Bolsa Tecnológicas arrancam novo programa para preparar entrada em bolsa

Tecnológicas arrancam novo programa para preparar entrada em bolsa

Sete novas tecnológicas foram selecionadas para integrar o programa Techshare da Euronext, que tem como finalidade ajudar a preparar as empresas para uma futura admissão no mercado de capitais.
Tecnológicas arrancam novo programa para preparar entrada em bolsa
Mariline Alves 
Patrícia Abreu 12 de setembro de 2019 às 15:08

Polygon, Wetek, Celfinet e EVA são quatro das sete empresas portuguesas que integram a quinta edição do Techshare, um programa organizado pela Euronext que tem como objetivo preparar as tecnológicas que ponderam avançar com uma operação de entrada em bolsa num período entre 18 e 36 meses.

Pelo quinto ano consecutivo, a Euronext arranca com uma nova edição do Techshare, o programa que tem como finalidade ajudar as tecnológicas a familiarizarem-se com os mercados de capitais, com vista a realizar uma futura oferta pública inicial (IPO, na sigla em inglês). O programa conta com sete participantes – três dos quais quiseram manter o anonimato – e têm um volume de negócios médio de 2,9 milhões de euros.

Segundo a Euronext, uma das empresas selecionadas está presente no setor healthtech, quatro atuam na área de software/digital (Polygon, Wetek e outras duas empresas não identificadas) e a Celfinet e a EVA no segmento de hardware/robotics e telecomunicações.

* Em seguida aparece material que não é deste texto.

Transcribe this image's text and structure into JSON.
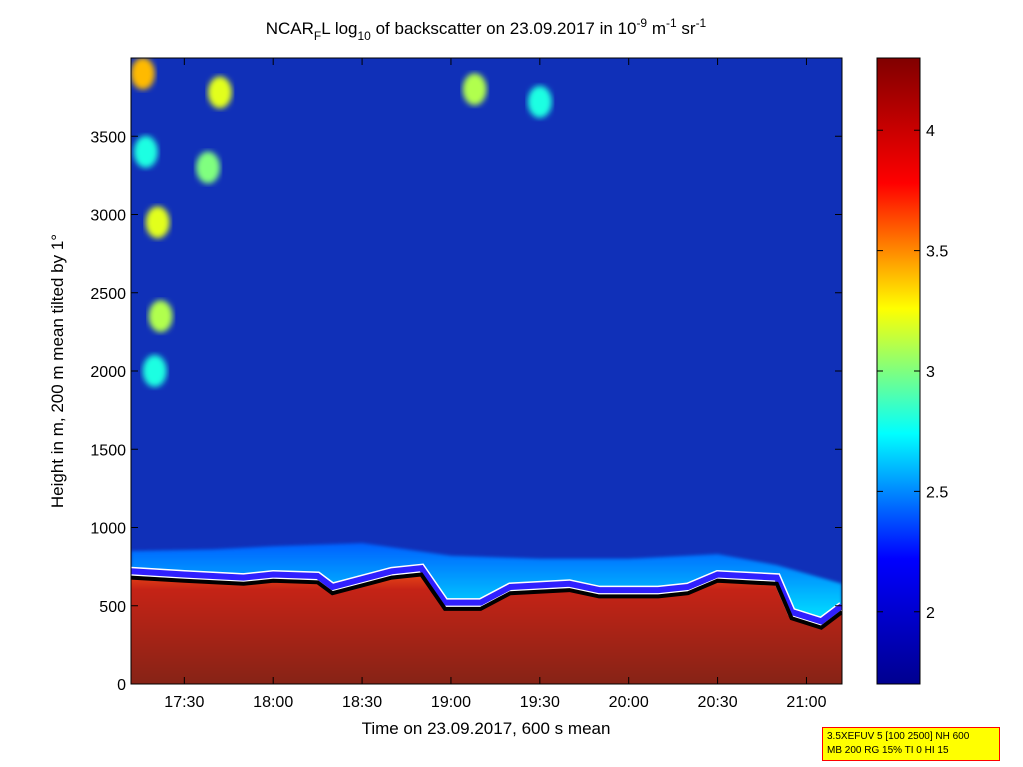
{
  "chart_data": {
    "type": "heatmap",
    "title": {
      "main": "NCAR",
      "sub": "F",
      "mid1": "L log",
      "sub2": "10",
      "mid2": " of backscatter on 23.09.2017 in 10",
      "sup1": "-9",
      "mid3": " m",
      "sup2": "-1",
      "mid4": " sr",
      "sup3": "-1"
    },
    "xlabel": "Time on 23.09.2017, 600 s mean",
    "ylabel": "Height in m, 200 m mean tilted by 1°",
    "x_range": [
      "17:12",
      "21:12"
    ],
    "y_range": [
      0,
      4000
    ],
    "x_ticks": [
      "17:30",
      "18:00",
      "18:30",
      "19:00",
      "19:30",
      "20:00",
      "20:30",
      "21:00"
    ],
    "y_ticks": [
      0,
      500,
      1000,
      1500,
      2000,
      2500,
      3000,
      3500
    ],
    "colorbar": {
      "range": [
        1.7,
        4.3
      ],
      "ticks": [
        "2",
        "2.5",
        "3",
        "3.5",
        "4"
      ],
      "colormap": "jet",
      "colors": [
        "#00008f",
        "#0000ff",
        "#00ffff",
        "#ffff00",
        "#ff0000",
        "#800000"
      ]
    },
    "layers": {
      "boundary_layer_top_m": [
        [
          "17:12",
          720
        ],
        [
          "17:30",
          700
        ],
        [
          "17:50",
          680
        ],
        [
          "18:00",
          700
        ],
        [
          "18:15",
          690
        ],
        [
          "18:20",
          620
        ],
        [
          "18:40",
          720
        ],
        [
          "18:50",
          740
        ],
        [
          "18:58",
          520
        ],
        [
          "19:10",
          520
        ],
        [
          "19:20",
          620
        ],
        [
          "19:40",
          640
        ],
        [
          "19:50",
          600
        ],
        [
          "20:10",
          600
        ],
        [
          "20:20",
          620
        ],
        [
          "20:30",
          700
        ],
        [
          "20:50",
          680
        ],
        [
          "20:55",
          460
        ],
        [
          "21:05",
          400
        ],
        [
          "21:12",
          500
        ]
      ],
      "aerosol_layer_top_m": [
        [
          "17:12",
          850
        ],
        [
          "17:40",
          860
        ],
        [
          "18:00",
          880
        ],
        [
          "18:30",
          900
        ],
        [
          "19:00",
          820
        ],
        [
          "19:30",
          800
        ],
        [
          "20:00",
          800
        ],
        [
          "20:30",
          830
        ],
        [
          "20:50",
          760
        ],
        [
          "21:12",
          640
        ]
      ],
      "cloud_patches": [
        {
          "time": "17:16",
          "height_m": 3900,
          "value": 3.4
        },
        {
          "time": "17:17",
          "height_m": 3400,
          "value": 2.8
        },
        {
          "time": "17:21",
          "height_m": 2950,
          "value": 3.2
        },
        {
          "time": "17:22",
          "height_m": 2350,
          "value": 3.1
        },
        {
          "time": "17:20",
          "height_m": 2000,
          "value": 2.8
        },
        {
          "time": "17:42",
          "height_m": 3780,
          "value": 3.2
        },
        {
          "time": "17:38",
          "height_m": 3300,
          "value": 3.0
        },
        {
          "time": "19:08",
          "height_m": 3800,
          "value": 3.1
        },
        {
          "time": "19:30",
          "height_m": 3720,
          "value": 2.8
        }
      ]
    }
  },
  "info_box": {
    "line1": "3.5XEFUV 5 [100 2500] NH 600",
    "line2": "MB 200 RG 15% TI 0 HI 15"
  }
}
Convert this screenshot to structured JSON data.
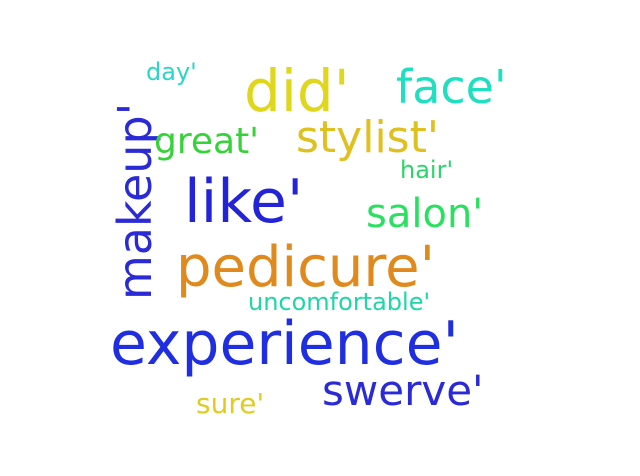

Lançado em 2015, o Techshare conta já com 275 empresas, das quais 23 são portuguesas. Segundo Filipa Franco, head of listing da Euronext Lisbon, "tem havido um crescente interesse [no programa], de empresas com maior maturidade".

Apesar do interesse manifestado neste programa, até agora estas companhias continuam sem fazer o seu caminho para o mercado. Isabel Ucha, presidente da Euronext Lisbon, destaca que a bolsa mantém uma relação muito próxima com as empresas, mas no fim "continua a ser uma opção das próprias empresas".

"As empresas precisam encontrar o momento certo para uma entrada em mercado e as condições dos mercados não foram as mais favoráveis nos últimos meses", justifica Isabel Ucha.

Entre as novas empresas que se estreiam no Techshare, a expectativa é tentar aproveitar as potencialidades de financiamento no mercado para crescer e expandir a sua atividade. "Uma ida para a bolsa poderia permitir que continuássemos no controlo e continuar a crescer", explica José Mata, da Celfinet.